I fear you have a big challenge- the chances that two different mics will make a seemless cut on continous dialogue is slim- even if the mics are very similar in design and purpose and almost hopeless if their placement was not identical.
That said- a pretty solid understanding of sound and the STP toolkit is badly needed. If your project is anything but a hobby, you might drive yourself crazy- experimenting with audio is fun when you know what your doing- its maddening when you don't.
STP has an interesting little tool- spectrum analyzer- I believe it is called. If you are so lucky as to have the same dialogue recorded from both mics, you might be able to anaylize "visually" what is different between the two.
If this line makes sense and you have the same dialogue from both mics, try it and see if you can "see" the difference and make the needed adjustments- it will never sound identical because- it's not.
Your best hope might be to "tweak" both mic tracks to a "middle-ground". By that, I mean effect them both in a way that they sound similar. The hope of making A sound like B, or B sound like A is slim, maybe you can make A and B sound kind of like C.

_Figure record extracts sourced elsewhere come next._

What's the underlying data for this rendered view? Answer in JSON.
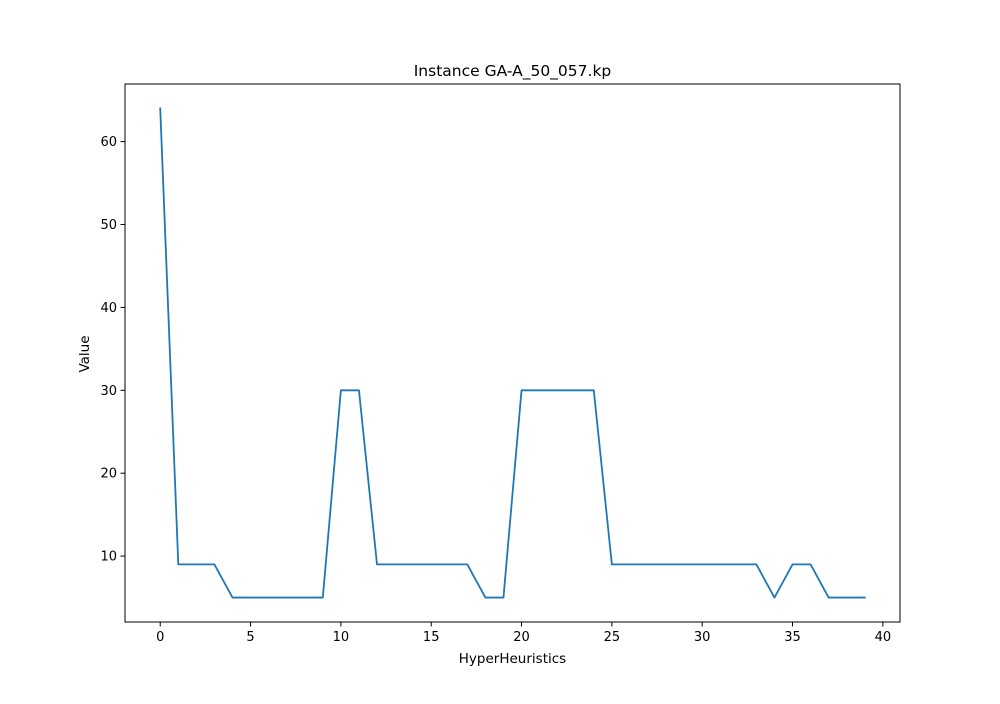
{
  "chart_data": {
    "type": "line",
    "title": "Instance GA-A_50_057.kp",
    "xlabel": "HyperHeuristics",
    "ylabel": "Value",
    "xlim": [
      -1.95,
      40.95
    ],
    "ylim": [
      2.05,
      66.95
    ],
    "xticks": [
      0,
      5,
      10,
      15,
      20,
      25,
      30,
      35,
      40
    ],
    "yticks": [
      10,
      20,
      30,
      40,
      50,
      60
    ],
    "grid": false,
    "legend": "none",
    "line_color": "#1f77b4",
    "series": [
      {
        "x": [
          0,
          1,
          2,
          3,
          4,
          5,
          6,
          7,
          8,
          9,
          10,
          11,
          12,
          13,
          14,
          15,
          16,
          17,
          18,
          19,
          20,
          21,
          22,
          23,
          24,
          25,
          26,
          27,
          28,
          29,
          30,
          31,
          32,
          33,
          34,
          35,
          36,
          37,
          38,
          39
        ],
        "values": [
          64,
          9,
          9,
          9,
          5,
          5,
          5,
          5,
          5,
          5,
          30,
          30,
          9,
          9,
          9,
          9,
          9,
          9,
          5,
          5,
          30,
          30,
          30,
          30,
          30,
          9,
          9,
          9,
          9,
          9,
          9,
          9,
          9,
          9,
          5,
          9,
          9,
          5,
          5,
          5
        ]
      }
    ]
  }
}
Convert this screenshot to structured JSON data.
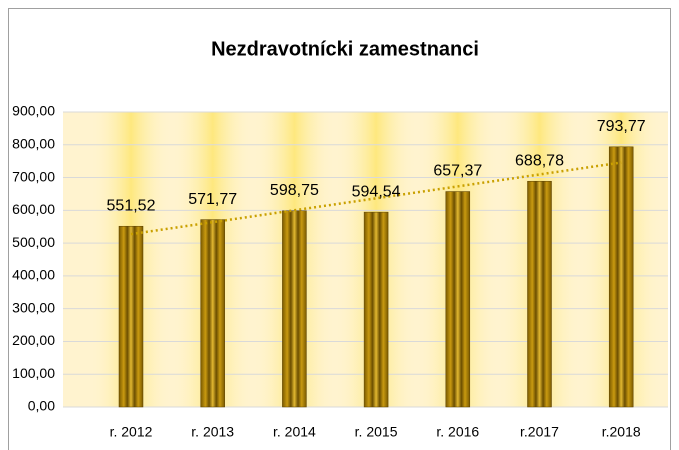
{
  "chart_data": {
    "type": "bar",
    "title": "Nezdravotnícki zamestnanci",
    "categories": [
      "r. 2012",
      "r. 2013",
      "r. 2014",
      "r. 2015",
      "r. 2016",
      "r.2017",
      "r.2018"
    ],
    "values": [
      551.52,
      571.77,
      598.75,
      594.54,
      657.37,
      688.78,
      793.77
    ],
    "value_labels": [
      "551,52",
      "571,77",
      "598,75",
      "594,54",
      "657,37",
      "688,78",
      "793,77"
    ],
    "color": "#b8860b",
    "ylim": [
      0,
      900
    ],
    "yticks": [
      {
        "value": 0,
        "label": "0,00"
      },
      {
        "value": 100,
        "label": "100,00"
      },
      {
        "value": 200,
        "label": "200,00"
      },
      {
        "value": 300,
        "label": "300,00"
      },
      {
        "value": 400,
        "label": "400,00"
      },
      {
        "value": 500,
        "label": "500,00"
      },
      {
        "value": 600,
        "label": "600,00"
      },
      {
        "value": 700,
        "label": "700,00"
      },
      {
        "value": 800,
        "label": "800,00"
      },
      {
        "value": 900,
        "label": "900,00"
      }
    ],
    "grid": true,
    "trendline": true,
    "trendline_color": "#c9a000"
  }
}
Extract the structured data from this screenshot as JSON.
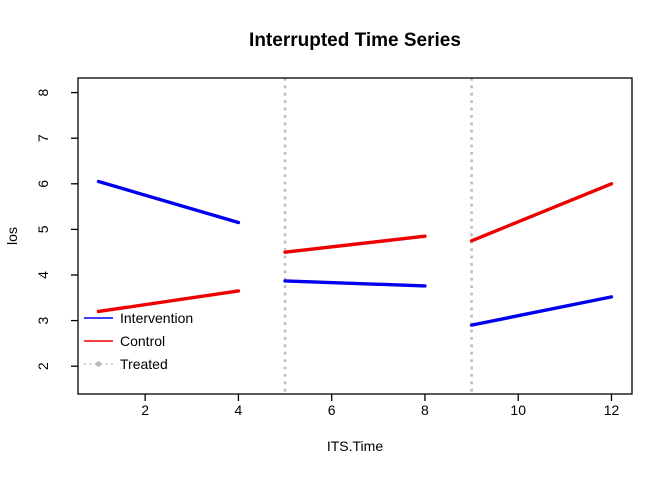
{
  "chart_data": {
    "type": "line",
    "title": "Interrupted Time Series",
    "xlabel": "ITS.Time",
    "ylabel": "los",
    "xlim": [
      0.56,
      12.44
    ],
    "ylim": [
      1.39,
      8.32
    ],
    "x_ticks": [
      2,
      4,
      6,
      8,
      10,
      12
    ],
    "y_ticks": [
      2,
      3,
      4,
      5,
      6,
      7,
      8
    ],
    "grid": false,
    "background": "#ffffff",
    "frame_color": "#000000",
    "legend_position": "bottom-left-inside",
    "series": [
      {
        "name": "Intervention",
        "color": "#0000ee",
        "segments": [
          [
            [
              1,
              6.05
            ],
            [
              4,
              5.15
            ]
          ],
          [
            [
              5,
              3.87
            ],
            [
              8,
              3.76
            ]
          ],
          [
            [
              9,
              2.9
            ],
            [
              12,
              3.52
            ]
          ]
        ]
      },
      {
        "name": "Control",
        "color": "#ee0000",
        "segments": [
          [
            [
              1,
              3.2
            ],
            [
              4,
              3.65
            ]
          ],
          [
            [
              5,
              4.5
            ],
            [
              8,
              4.85
            ]
          ],
          [
            [
              9,
              4.75
            ],
            [
              12,
              6.0
            ]
          ]
        ]
      }
    ],
    "treated": {
      "label": "Treated",
      "color": "#bdbdbd",
      "times": [
        5,
        9
      ],
      "style": "dotted"
    }
  }
}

STP is awesome but it's not a replacement for a consistent, quality-minded location audio person with good gear.
Last thought- any hope of ADR (Automated Dialogue Replacement, I think)- or calling your talent in to "revoice" this portion of the show? This is the process of putting talent in a booth, playing back the scene on a monitor and letting them revoice the scenes in question.
Hollywood, and some of us, do it all the time. It can be tedious but is most effective.